Computational Approaches

Rigid-body docking: FFT-based shape complementarity search (ZDOCK, ClusPro). Generates thousands of poses; scoring functions rank by shape, electrostatics, desolvation.
Flexible docking: HADDOCK (data-driven, uses experimental restraints from NMR, cross-linking, mutagenesis); RosettaDock (Monte Carlo with backbone/side chain flexibility)
AlphaFold-Multimer: Co-folding of protein complexes using paired MSAs; state-of-the-art for many interaction types

Scoring and Evaluation

CAPRI criteria: Acceptable/medium/high quality based on interface RMSD (i-RMSD), ligand RMSD (L-RMSD), and fraction of native contacts (fnat)
DockQ: Single quality score combining i-RMSD, L-RMSD, and fnat

Molecular Dynamics (MD) Simulations

Simulates the time evolution of a molecular system by numerically integrating Newton's equations of motion.

Force Fields

Parameterized energy functions for bonded (bonds, angles, dihedrals) and non-bonded (van der Waals, electrostatic) interactions:

AMBER (ff19SB): Widely used for proteins; OPC water model
CHARMM (C36m): Comprehensive parameter sets for proteins, lipids, nucleic acids, small molecules
OPLS-AA: Optimized for liquid-state properties

Simulation Protocol

System setup: Solvate in explicit water, add ions for charge neutrality
Energy minimization: Remove steric clashes
Equilibration: NVT (constant temperature via thermostat: Langevin, Nose-Hoover) then NPT (constant pressure via barostat: Berendsen, Parrinello-Rahman)
Production: Typical timestep 2 fs (with SHAKE/LINCS constraints on hydrogen bonds); 100 ns to microsecond timescales routine
Analysis: RMSD, RMSF, radius of gyration, hydrogen bond analysis, PCA, free energy calculations

Software

GROMACS: High performance, free, extensive GPU acceleration
AMBER: Commercial/academic; strong force field development tradition
OpenMM: Python-scriptable, GPU-accelerated, flexible
NAMD: Scalable to very large systems on supercomputers

Enhanced Sampling

Standard MD often traps in local energy minima.

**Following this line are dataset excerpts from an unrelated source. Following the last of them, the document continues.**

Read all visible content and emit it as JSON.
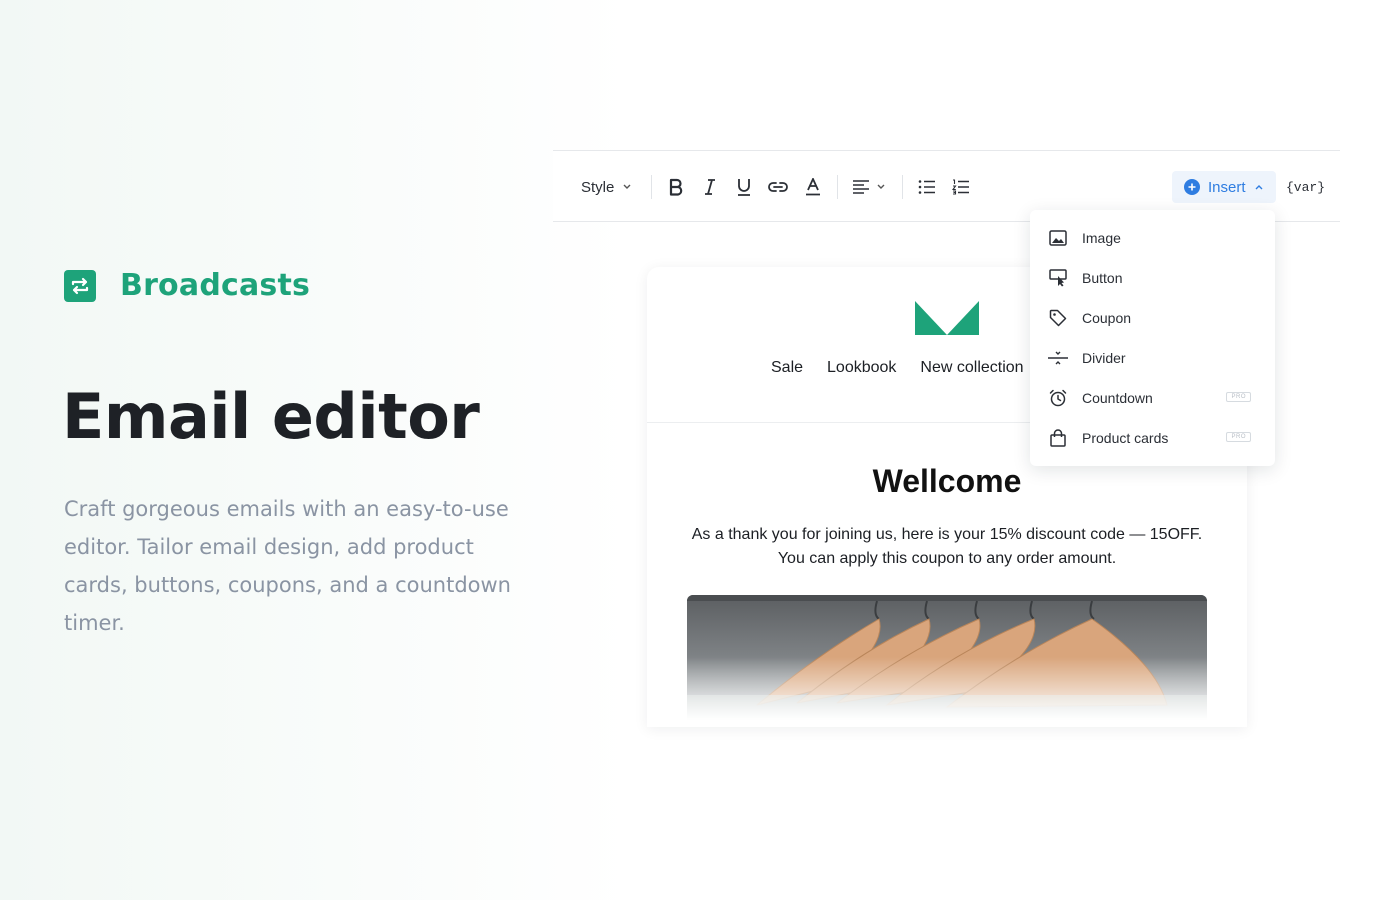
{
  "brand": {
    "name": "Broadcasts",
    "color": "#1ea37a"
  },
  "hero": {
    "title": "Email editor",
    "description": "Craft gorgeous emails with an easy-to-use editor. Tailor email design, add product cards, buttons, coupons, and a countdown timer."
  },
  "toolbar": {
    "style_label": "Style",
    "insert_label": "Insert",
    "var_label": "{var}",
    "buttons": [
      "bold-icon",
      "italic-icon",
      "underline-icon",
      "link-icon",
      "text-color-icon",
      "align-left-icon",
      "bullet-list-icon",
      "numbered-list-icon"
    ]
  },
  "insert_menu": {
    "items": [
      {
        "label": "Image",
        "icon": "image-icon",
        "pro": ""
      },
      {
        "label": "Button",
        "icon": "button-icon",
        "pro": ""
      },
      {
        "label": "Coupon",
        "icon": "tag-icon",
        "pro": ""
      },
      {
        "label": "Divider",
        "icon": "divider-icon",
        "pro": ""
      },
      {
        "label": "Countdown",
        "icon": "alarm-clock-icon",
        "pro": "PRO"
      },
      {
        "label": "Product cards",
        "icon": "shopping-bag-icon",
        "pro": "PRO"
      }
    ]
  },
  "email": {
    "nav": [
      "Sale",
      "Lookbook",
      "New collection"
    ],
    "heading": "Wellcome",
    "body": "As a thank you for joining us, here is your 15% discount code — 15OFF. You can apply this coupon to any order amount.",
    "accent_color": "#1ea37a"
  }
}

Enhanced methods:

Replica exchange (REMD): Multiple replicas at different temperatures exchange configurations
Metadynamics: Adds history-dependent bias potential along collective variables to escape barriers
Accelerated MD/GaMD: Boost potential reduces energy barriers
Steered MD/umbrella sampling: Apply external forces; compute PMF via WHAM

Applications

Protein folding mechanisms, conformational changes, ligand binding/unbinding kinetics, membrane protein dynamics, allosteric mechanisms, drug residence time estimation, free energy perturbation for relative binding affinities.